— А как вы обанкротились? — спросил Билл.
— Двумя способами,— сказал Майкл — Сначала постепенно, а потом сразу.
"И восходит солнце"1
Тебе, парень, не стоило бы торчать спозаранку в таком месте. И тем не менее ты здесь, и нельзя сказать, что эта территория совсем тебе незнакома, хотя отдельные детали ландшафта различаются с трудом. Без сомнения, ты в ночном клубе, болтаешь с какой-то бритой наголо девахой. Клуб называется не то «Разбитое сердце», не то «Ящерица». Все в голове прояснится, стоит лишь заскочить в сортир и принять дозу Боливийского Походного Порошка. Опять же, может, прояснится, а может, и нет. Какой-то внутренний голос подсказывает тебе — болезненная муть в глазах означает, что свою дозу ты уже перебрал. Ночь незаметно повернулась на своей невидимой оси: только что было два часа утра и вдруг сразу стало шесть, и ты это понял, но все-таки не хочешь признать, что добровольно перешел ту грань, за которой начинается полный распад психики и паралич периферической нервной системы. Опомнись ты чуть-чуть раньше, и можно было бы сократить свои потери, но ты уже погнал на полной скорости, как ракета, оставляя за собой дымный шлейф из белого порошка, и теперь тебе не остановиться. Сейчас твои нервные клетки напоминают отряды маленьких боливийских солдат. Вот они стоят в строю, усталые и грязные после длинного ночного перехода. Их сапоги прохудились, и они голодны. Их нужно накормить. Им нужен Боливийский Походный Порошок.
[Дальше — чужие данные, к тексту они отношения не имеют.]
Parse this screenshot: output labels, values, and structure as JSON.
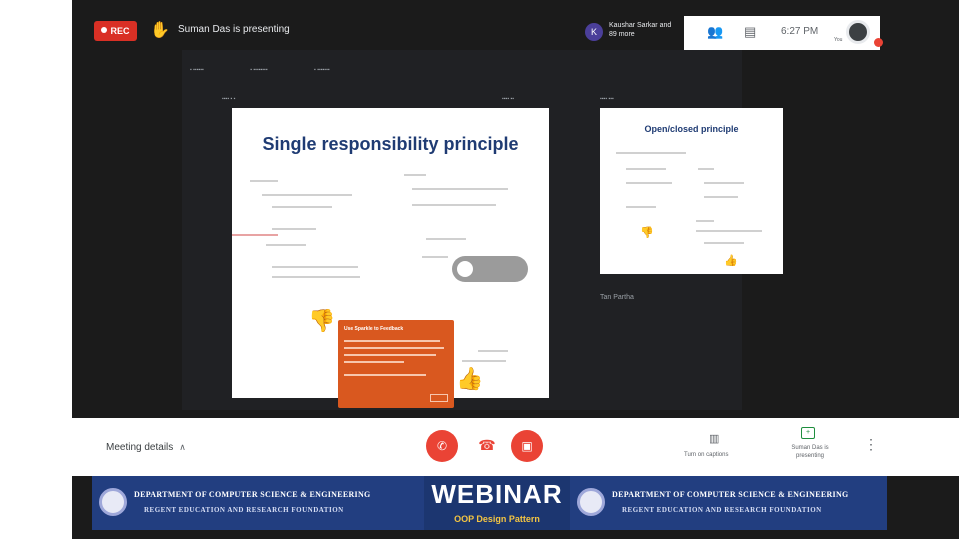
{
  "topbar": {
    "rec_label": "REC",
    "presenter_text": "Suman Das is presenting",
    "participant_avatar": "K",
    "participants_text": "Kaushar Sarkar and 89 more",
    "time": "6:27 PM",
    "you_label": "You"
  },
  "presentation": {
    "slide_title": "Single responsibility principle",
    "side_slide_title": "Open/closed principle",
    "side_caption": "Tan Partha",
    "popup_title": "Use Sparkle to Feedback"
  },
  "meetbar": {
    "details_label": "Meeting details",
    "captions_label": "Turn on captions",
    "presenting_label": "Suman Das is presenting"
  },
  "banner": {
    "dept_left": "DEPARTMENT OF COMPUTER SCIENCE & ENGINEERING",
    "foundation_left": "REGENT EDUCATION AND RESEARCH FOUNDATION",
    "webinar": "WEBINAR",
    "subtitle": "OOP Design Pattern",
    "dept_right": "DEPARTMENT OF COMPUTER SCIENCE & ENGINEERING",
    "foundation_right": "REGENT EDUCATION AND RESEARCH FOUNDATION"
  },
  "colors": {
    "accent_red": "#ea4335",
    "banner_blue": "#223e80",
    "slide_title_blue": "#1f3b73"
  },
  "icons": [
    "presenter-icon",
    "people-icon",
    "chat-icon",
    "mic-off-icon",
    "hang-up-icon",
    "camera-off-icon",
    "captions-icon",
    "present-screen-icon",
    "more-options-icon",
    "thumbs-down-icon",
    "thumbs-up-icon"
  ]
}
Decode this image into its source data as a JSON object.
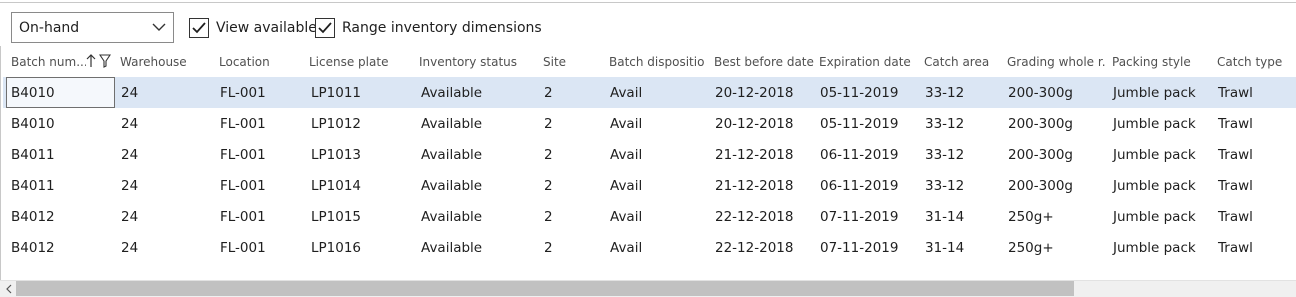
{
  "toolbar": {
    "view_dropdown": {
      "value": "On-hand"
    },
    "view_available": {
      "label": "View available",
      "checked": true
    },
    "range_dimensions": {
      "label": "Range inventory dimensions",
      "checked": true
    }
  },
  "grid": {
    "columns": [
      {
        "key": "batch",
        "label": "Batch num..."
      },
      {
        "key": "warehouse",
        "label": "Warehouse"
      },
      {
        "key": "location",
        "label": "Location"
      },
      {
        "key": "license_plate",
        "label": "License plate"
      },
      {
        "key": "inventory_status",
        "label": "Inventory status"
      },
      {
        "key": "site",
        "label": "Site"
      },
      {
        "key": "batch_disposition",
        "label": "Batch dispositio..."
      },
      {
        "key": "best_before",
        "label": "Best before date"
      },
      {
        "key": "expiration",
        "label": "Expiration date"
      },
      {
        "key": "catch_area",
        "label": "Catch area"
      },
      {
        "key": "grading",
        "label": "Grading whole r..."
      },
      {
        "key": "packing_style",
        "label": "Packing style"
      },
      {
        "key": "catch_type",
        "label": "Catch type"
      }
    ],
    "rows": [
      [
        "B4010",
        "24",
        "FL-001",
        "LP1011",
        "Available",
        "2",
        "Avail",
        "20-12-2018",
        "05-11-2019",
        "33-12",
        "200-300g",
        "Jumble pack",
        "Trawl"
      ],
      [
        "B4010",
        "24",
        "FL-001",
        "LP1012",
        "Available",
        "2",
        "Avail",
        "20-12-2018",
        "05-11-2019",
        "33-12",
        "200-300g",
        "Jumble pack",
        "Trawl"
      ],
      [
        "B4011",
        "24",
        "FL-001",
        "LP1013",
        "Available",
        "2",
        "Avail",
        "21-12-2018",
        "06-11-2019",
        "33-12",
        "200-300g",
        "Jumble pack",
        "Trawl"
      ],
      [
        "B4011",
        "24",
        "FL-001",
        "LP1014",
        "Available",
        "2",
        "Avail",
        "21-12-2018",
        "06-11-2019",
        "33-12",
        "200-300g",
        "Jumble pack",
        "Trawl"
      ],
      [
        "B4012",
        "24",
        "FL-001",
        "LP1015",
        "Available",
        "2",
        "Avail",
        "22-12-2018",
        "07-11-2019",
        "31-14",
        "250g+",
        "Jumble pack",
        "Trawl"
      ],
      [
        "B4012",
        "24",
        "FL-001",
        "LP1016",
        "Available",
        "2",
        "Avail",
        "22-12-2018",
        "07-11-2019",
        "31-14",
        "250g+",
        "Jumble pack",
        "Trawl"
      ]
    ],
    "selected_row": 0
  },
  "colors": {
    "selected_row": "#dbe6f4",
    "scroll_thumb": "#c1c1c1"
  }
}
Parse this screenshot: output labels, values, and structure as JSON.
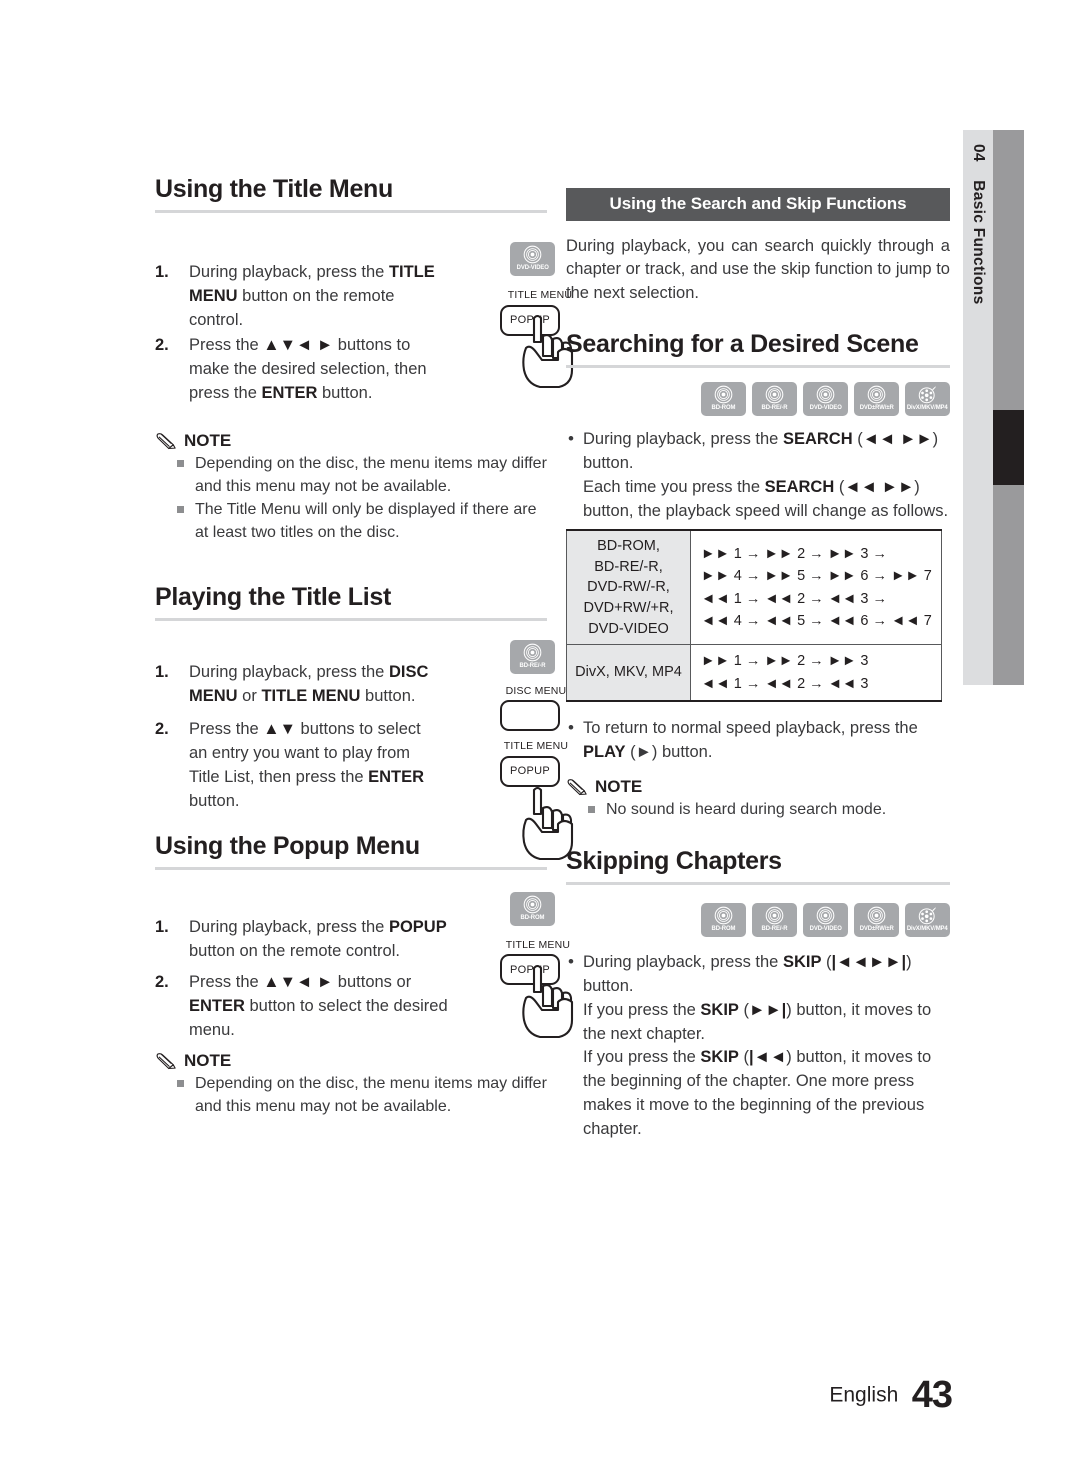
{
  "sidetab": {
    "chapter_number": "04",
    "chapter_name": "Basic Functions"
  },
  "left_column": {
    "title_menu_section": {
      "heading": "Using the Title Menu",
      "badge": {
        "label": "DVD-VIDEO",
        "icon": "disc-icon"
      },
      "remote": {
        "caption_top": "TITLE MENU",
        "key_label": "POPUP",
        "icon": "hand-pressing-button-icon"
      },
      "steps": [
        {
          "num": "1.",
          "html": "During playback, press the <b>TITLE MENU</b> button on the remote control."
        },
        {
          "num": "2.",
          "html": "Press the <b>▲▼◄ ►</b> buttons to make the desired selection, then press the <b>ENTER</b> button."
        }
      ],
      "note": {
        "label": "NOTE",
        "items": [
          "Depending on the disc, the menu items may differ and this menu may not be available.",
          "The Title Menu will only be displayed if there are at least two titles on the disc."
        ]
      }
    },
    "title_list_section": {
      "heading": "Playing the Title List",
      "badge": {
        "label": "BD-RE/-R",
        "icon": "disc-icon"
      },
      "remote": {
        "caption_1": "DISC MENU",
        "caption_2": "TITLE MENU",
        "key_label": "POPUP",
        "icon": "hand-pressing-button-icon"
      },
      "steps": [
        {
          "num": "1.",
          "html": "During playback, press the <b>DISC MENU</b> or <b>TITLE MENU</b> button."
        },
        {
          "num": "2.",
          "html": "Press the <b>▲▼</b> buttons to select an entry you want to play from Title List, then press the <b>ENTER</b> button."
        }
      ]
    },
    "popup_menu_section": {
      "heading": "Using the Popup Menu",
      "badge": {
        "label": "BD-ROM",
        "icon": "disc-icon"
      },
      "remote": {
        "caption_top": "TITLE MENU",
        "key_label": "POPUP",
        "icon": "hand-pressing-button-icon"
      },
      "steps": [
        {
          "num": "1.",
          "html": "During playback, press the <b>POPUP</b> button on the remote control."
        },
        {
          "num": "2.",
          "html": "Press the <b>▲▼◄ ►</b> buttons or <b>ENTER</b> button to select the desired menu."
        }
      ],
      "note": {
        "label": "NOTE",
        "items": [
          "Depending on the disc, the menu items may differ and this menu may not be available."
        ]
      }
    }
  },
  "right_column": {
    "banner": "Using the Search and Skip Functions",
    "intro": "During playback, you can search quickly through a chapter or track, and use the skip function to jump to the next selection.",
    "search_section": {
      "heading": "Searching for a Desired Scene",
      "badges": [
        {
          "label": "BD-ROM",
          "icon": "disc-icon"
        },
        {
          "label": "BD-RE/-R",
          "icon": "disc-icon"
        },
        {
          "label": "DVD-VIDEO",
          "icon": "disc-icon"
        },
        {
          "label": "DVD±RW/±R",
          "icon": "disc-icon"
        },
        {
          "label": "DivX/MKV/MP4",
          "icon": "film-reel-icon"
        }
      ],
      "bullet_html": "During playback, press the <b>SEARCH</b> (<b>◄◄ ►►</b>) button.<br>Each time you press the <b>SEARCH</b> (<b>◄◄ ►►</b>) button, the playback speed will change as follows.",
      "table": {
        "rows": [
          {
            "formats": [
              "BD-ROM,",
              "BD-RE/-R,",
              "DVD-RW/-R,",
              "DVD+RW/+R,",
              "DVD-VIDEO"
            ],
            "sequences": [
              "►► 1 → ►► 2 → ►► 3 →",
              "►► 4 → ►► 5 → ►► 6 → ►► 7",
              "◄◄ 1 → ◄◄ 2 → ◄◄ 3 →",
              "◄◄ 4 → ◄◄ 5 → ◄◄ 6 → ◄◄ 7"
            ]
          },
          {
            "formats": [
              "DivX, MKV, MP4"
            ],
            "sequences": [
              "►► 1 → ►► 2 → ►► 3",
              "◄◄ 1 → ◄◄ 2 → ◄◄ 3"
            ]
          }
        ]
      },
      "bullet_return_html": "To return to normal speed playback, press the <b>PLAY</b> (►) button.",
      "note": {
        "label": "NOTE",
        "items": [
          "No sound is heard during search mode."
        ]
      }
    },
    "skip_section": {
      "heading": "Skipping Chapters",
      "badges": [
        {
          "label": "BD-ROM",
          "icon": "disc-icon"
        },
        {
          "label": "BD-RE/-R",
          "icon": "disc-icon"
        },
        {
          "label": "DVD-VIDEO",
          "icon": "disc-icon"
        },
        {
          "label": "DVD±RW/±R",
          "icon": "disc-icon"
        },
        {
          "label": "DivX/MKV/MP4",
          "icon": "film-reel-icon"
        }
      ],
      "bullet_html": "During playback, press the <b>SKIP</b> (<b>|◄◄►►|</b>) button.<br>If you press the <b>SKIP</b> (<b>►►|</b>) button, it moves to the next chapter.<br>If you press the <b>SKIP</b> (<b>|◄◄</b>) button, it moves to the beginning of the chapter. One more press makes it move to the beginning of the previous chapter."
    }
  },
  "footer": {
    "language": "English",
    "page_number": "43"
  }
}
Похоже, ты попал на праздник дикарей — длинные серьги, накрашенные лица, какие-то немыслимые прически и шляпы. Ты ощущаешь, что в этой пестрой жизни есть что-то латиноамериканское, и дело тут совсем не в том, что сейчас в крови у тебя носятся пираньи, а в голове с глухим гулом бьются ритмы маримбы.
Ты прислонился спиной к столбу — то ли он потолок подпирает, то ли просто так стоит,— но тебя он подпирает, это уж точно. Лысая деваха говорит, что раньше здесь было неплохо, но потом это место облюбовали гомики. Тебе не хочется с ней болтать, даже слушать ее не хочется — единственное, на что ты способен (дожил!), это стоять истуканом и молчать.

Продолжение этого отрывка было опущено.